Okuldan eve yürüyerek dönerken onu bir ara unuttum, ama eve gelince tekrar hatırladım. Çalışma masamda günün dersleri ile boğuşurken o hâlâ beni meşgul etmeye devam ediyordu. Zihnim hep onunla oyalanırken okuduğum şeylerden pek bir şey anlamadığımı fark ettim. Gidip yatağıma uzandım. Uzunca bir süre yerimden kalkmadım. Dışarıdan gelen değişik sesleri birbirinden ayırarak dinledim. Üst katta oturan inşaat müteahhidinin, şişman, sakar karısının düşürdüğünü zannettiğim, metal bir şeyden çıkan sesten ürktüm! Yere düşen şeyin önce ne olduğunu tahmin etmek istedim sonra vazgeçtim. Sakar şişman komşumuzun küçük kızının ayağına geçirdiği büyük terliklerle tıkır tıkır yürüyüşünü takip ederek dinledim.

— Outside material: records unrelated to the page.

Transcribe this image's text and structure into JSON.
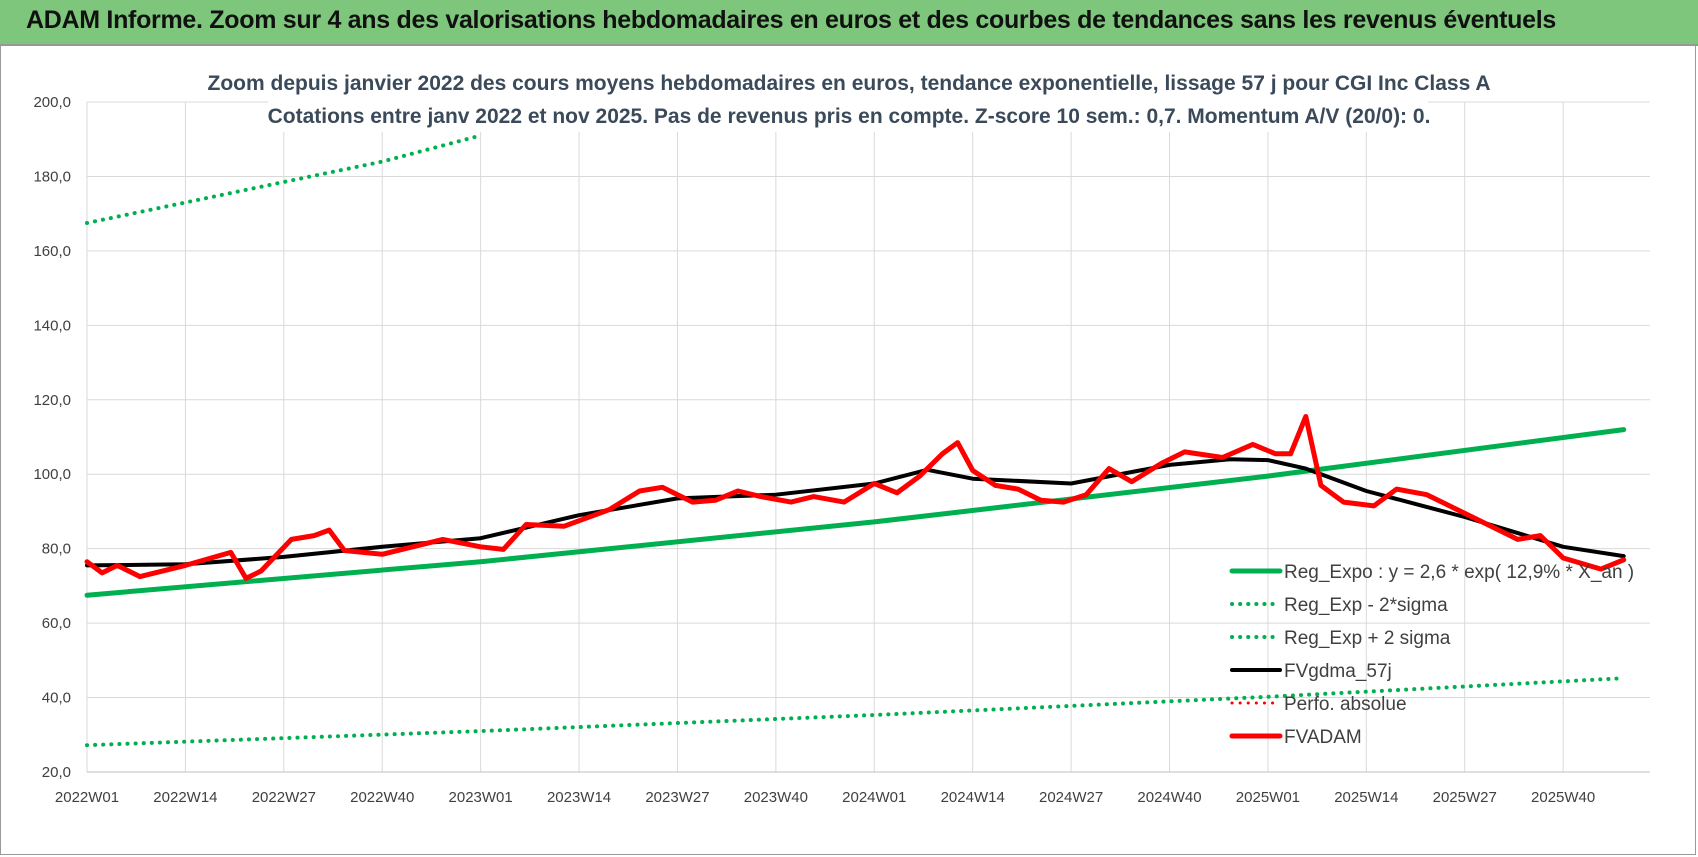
{
  "banner": {
    "title": "ADAM Informe. Zoom sur 4 ans des valorisations hebdomadaires en euros et des courbes de tendances sans les revenus éventuels",
    "color": "#7dc67b"
  },
  "chart_data": {
    "type": "line",
    "title": "Zoom depuis janvier 2022 des cours moyens hebdomadaires en euros, tendance exponentielle, lissage 57 j pour CGI Inc Class A",
    "subtitle": "Cotations entre janv 2022 et nov 2025. Pas de revenus pris en compte. Z-score 10 sem.: 0,7. Momentum A/V (20/0): 0.",
    "xlabel": "",
    "ylabel": "",
    "ylim": [
      20,
      200
    ],
    "yticks": [
      "200,0",
      "180,0",
      "160,0",
      "140,0",
      "120,0",
      "100,0",
      "80,0",
      "60,0",
      "40,0",
      "20,0"
    ],
    "xticks": [
      "2022W01",
      "2022W14",
      "2022W27",
      "2022W40",
      "2023W01",
      "2023W14",
      "2023W27",
      "2023W40",
      "2024W01",
      "2024W14",
      "2024W27",
      "2024W40",
      "2025W01",
      "2025W14",
      "2025W27",
      "2025W40"
    ],
    "grid": true,
    "legend_position": "bottom-right",
    "series": [
      {
        "name": "Reg_Expo : y = 2,6 * exp( 12,9% * X_an )",
        "style": "solid",
        "color": "#00b050",
        "x": [
          "2022W01",
          "2023W01",
          "2024W01",
          "2025W01",
          "2025W48"
        ],
        "values": [
          67.5,
          76.5,
          87.2,
          99.5,
          112
        ]
      },
      {
        "name": "Reg_Exp - 2*sigma",
        "style": "dotted",
        "color": "#00b050",
        "x": [
          "2022W01",
          "2023W01",
          "2024W01",
          "2025W01",
          "2025W48"
        ],
        "values": [
          27.2,
          31,
          35.3,
          40.2,
          45.2
        ]
      },
      {
        "name": "Reg_Exp + 2 sigma",
        "style": "dotted",
        "color": "#00b050",
        "x": [
          "2022W01",
          "2022W27",
          "2022W40",
          "2023W01"
        ],
        "values": [
          167.5,
          178.5,
          184,
          191
        ]
      },
      {
        "name": "FVgdma_57j",
        "style": "solid",
        "color": "#000000",
        "x": [
          "2022W01",
          "2022W14",
          "2022W27",
          "2022W40",
          "2023W01",
          "2023W14",
          "2023W27",
          "2023W40",
          "2024W01",
          "2024W08",
          "2024W14",
          "2024W27",
          "2024W40",
          "2024W48",
          "2025W01",
          "2025W06",
          "2025W14",
          "2025W27",
          "2025W40",
          "2025W48"
        ],
        "values": [
          75.5,
          75.8,
          77.8,
          80.5,
          82.8,
          89,
          93.5,
          94.5,
          97.5,
          101.2,
          98.8,
          97.5,
          102.5,
          104,
          103.8,
          101.5,
          95.5,
          88.5,
          80.5,
          78
        ]
      },
      {
        "name": "Perfo. absolue",
        "style": "dotted",
        "color": "#ff0000",
        "x": [],
        "values": []
      },
      {
        "name": "FVADAM",
        "style": "solid",
        "color": "#ff0000",
        "x": [
          "2022W01",
          "2022W03",
          "2022W05",
          "2022W08",
          "2022W14",
          "2022W20",
          "2022W22",
          "2022W24",
          "2022W28",
          "2022W31",
          "2022W33",
          "2022W35",
          "2022W40",
          "2022W48",
          "2023W01",
          "2023W04",
          "2023W07",
          "2023W12",
          "2023W18",
          "2023W22",
          "2023W25",
          "2023W29",
          "2023W32",
          "2023W35",
          "2023W38",
          "2023W42",
          "2023W45",
          "2023W49",
          "2024W01",
          "2024W04",
          "2024W07",
          "2024W10",
          "2024W12",
          "2024W14",
          "2024W17",
          "2024W20",
          "2024W23",
          "2024W26",
          "2024W29",
          "2024W32",
          "2024W35",
          "2024W39",
          "2024W42",
          "2024W47",
          "2024W51",
          "2025W02",
          "2025W04",
          "2025W06",
          "2025W08",
          "2025W11",
          "2025W15",
          "2025W18",
          "2025W22",
          "2025W26",
          "2025W30",
          "2025W34",
          "2025W37",
          "2025W40",
          "2025W45",
          "2025W48"
        ],
        "values": [
          76.5,
          73.5,
          75.5,
          72.5,
          75.5,
          79,
          72,
          74,
          82.5,
          83.5,
          85,
          79.5,
          78.5,
          82.5,
          80.5,
          79.8,
          86.5,
          86,
          90.5,
          95.5,
          96.5,
          92.5,
          93,
          95.5,
          94,
          92.5,
          94,
          92.5,
          97.5,
          95,
          99.5,
          105.5,
          108.5,
          101,
          97,
          96,
          93,
          92.5,
          94.5,
          101.5,
          98,
          103,
          106,
          104.5,
          108,
          105.5,
          105.5,
          115.5,
          97,
          92.5,
          91.5,
          96,
          94.5,
          90.5,
          86.5,
          82.5,
          83.5,
          77.5,
          74.5,
          77
        ]
      }
    ]
  }
}
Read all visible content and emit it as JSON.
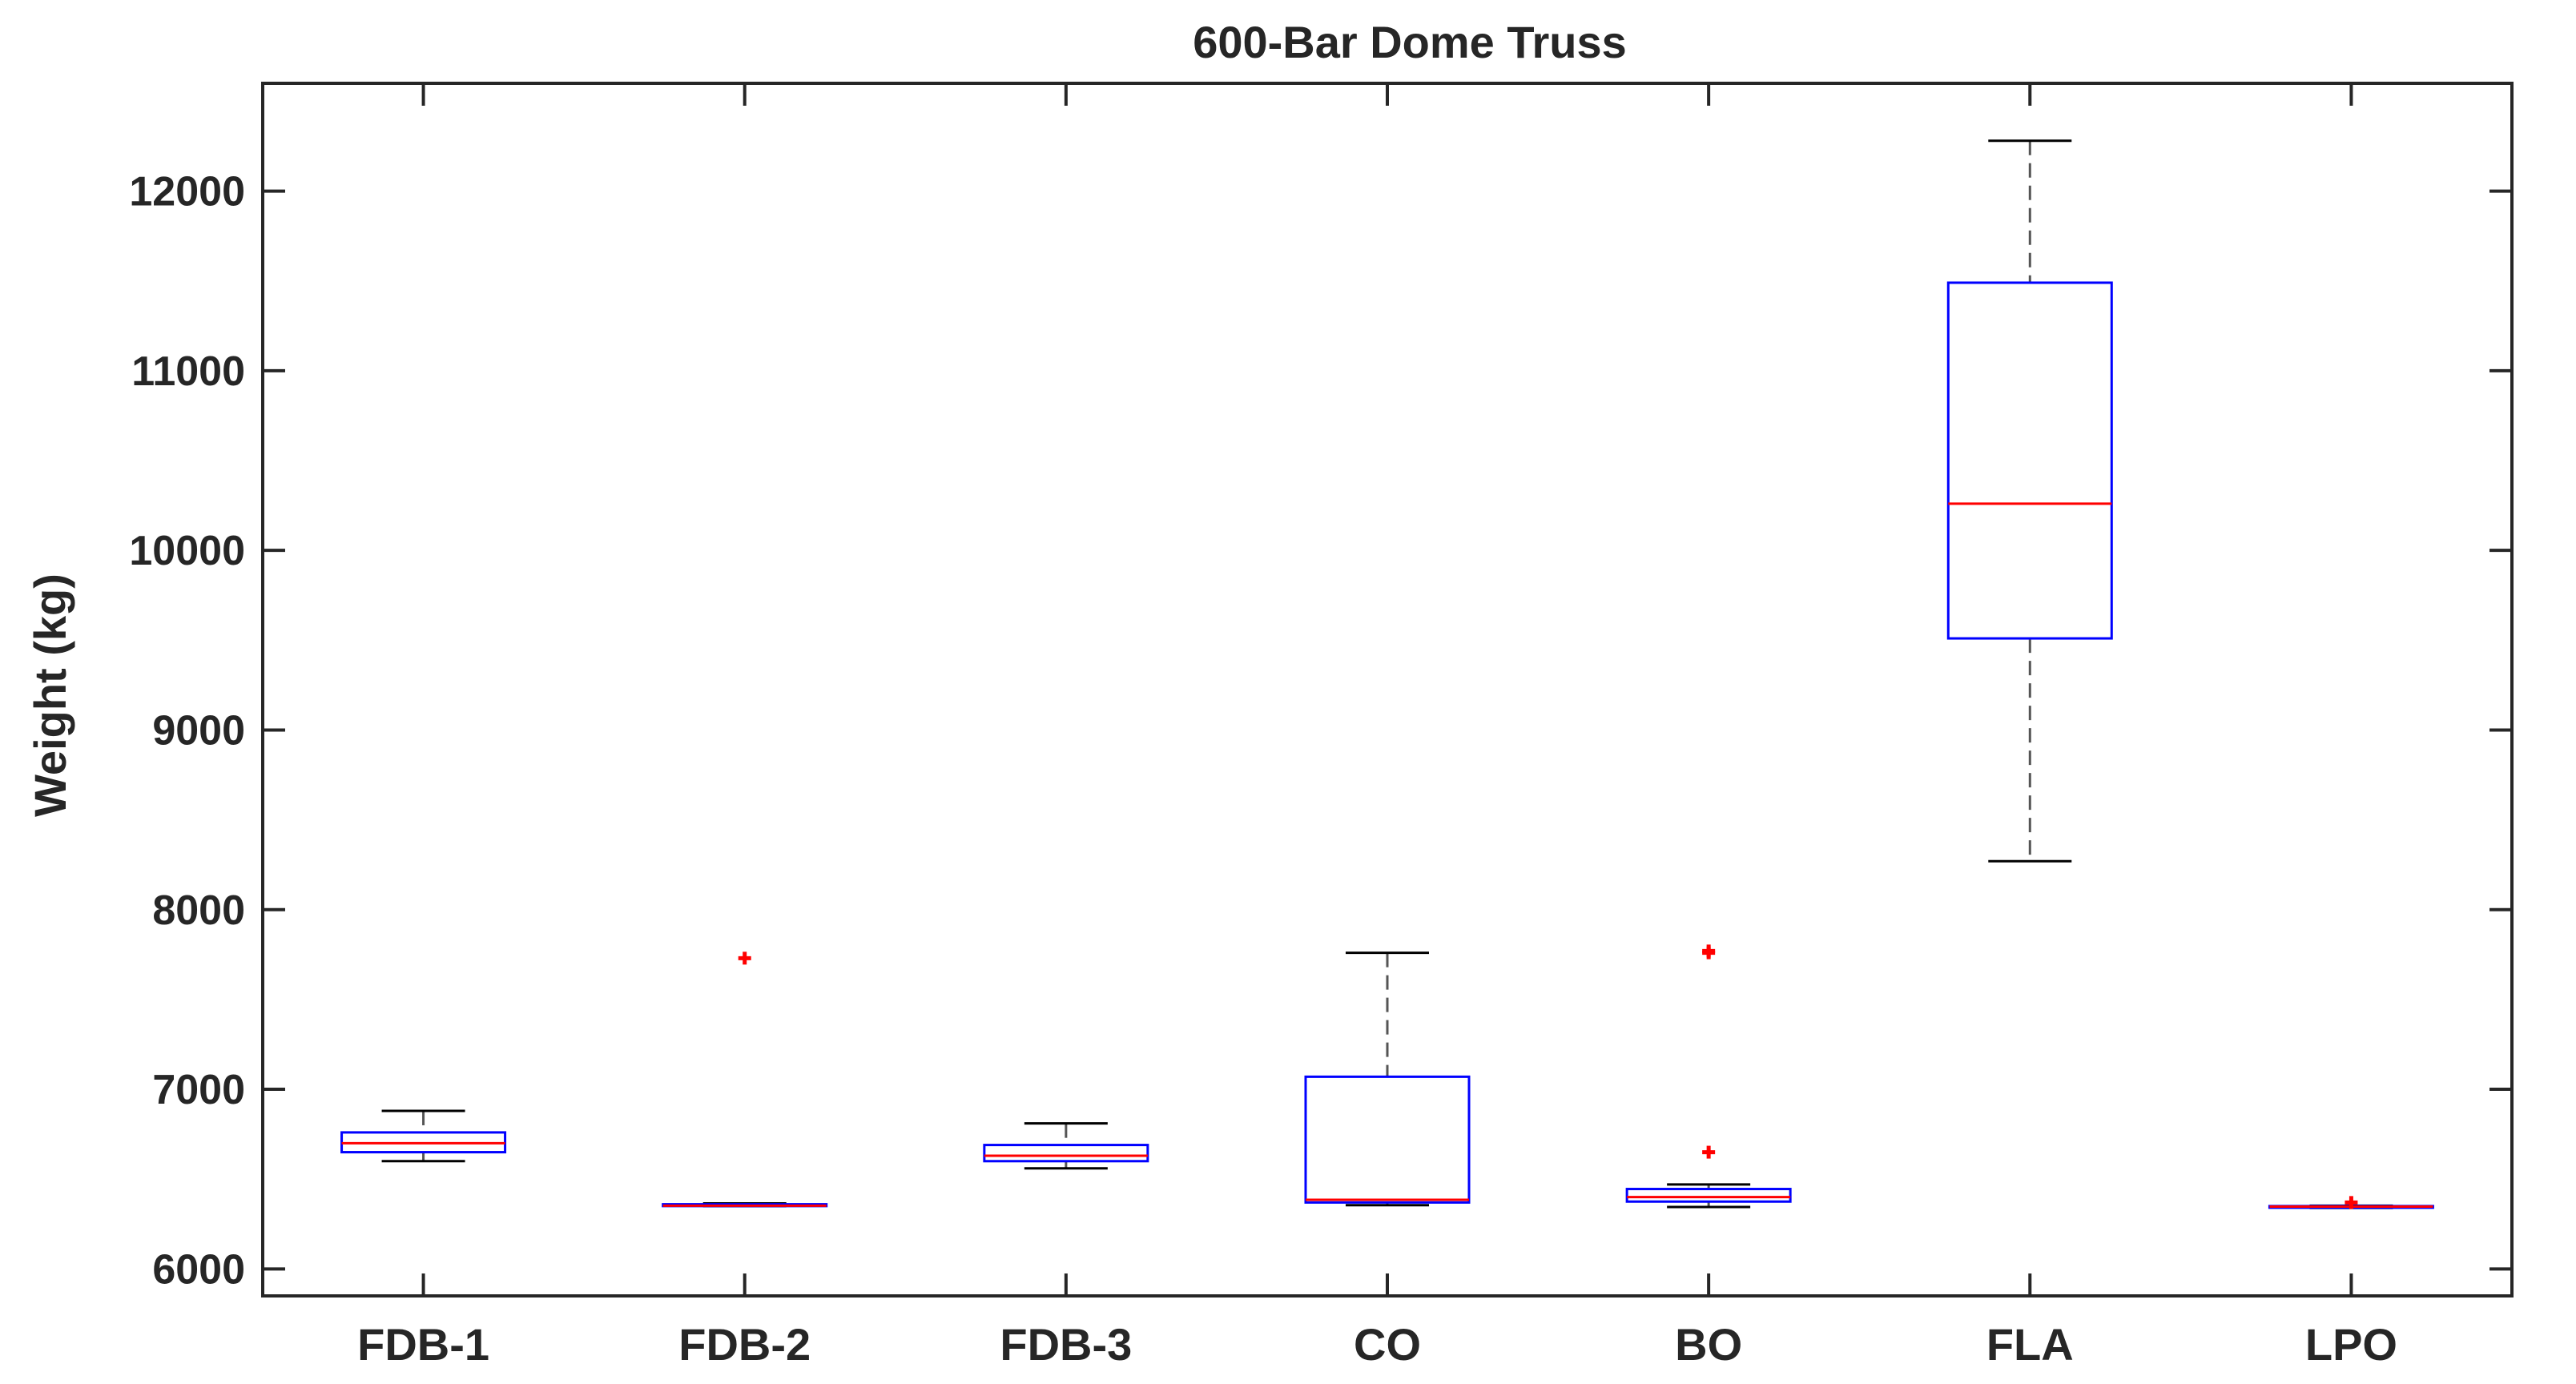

Sabah, yağmur yağacakmış gibi görünen hava epeyce bir kararsızlıktan sonra öğleden sonra açtı. Güneybatıdan odama vuran cansız güneşin solgun ışıkları, odamın köşesindeki elbise dolabımı hüzünlü bir kızıllıkta parlatıyordu! Üst kattaki küçük kızın ayağındaki büyük terliklerin çıkardığı tıkırtıdan banyoya doğru gittiğini tahmin ettim. Küçük çocukların en sevdiği şeylerden birinin, suyla oynamak olduğunu düşünerek annesine çaktırmadan oraya gittiği fikrine kapıldım. Aşağı katlardan birisinin daire kapısının, çarparak kapanmasının sesinden rahatsız oldum. Yerimden kalkıp tekrar tekrar ders çalışmayı deneyerek boş hamlelerimden birini yaptım, ama baktığım şeylerden yine bir şey anlamadım. Mutfağa gidip buzdolabından sarı bir elma çıkardım, yıkadıktan sonra kabuğunu soymadan ısırarak yedim.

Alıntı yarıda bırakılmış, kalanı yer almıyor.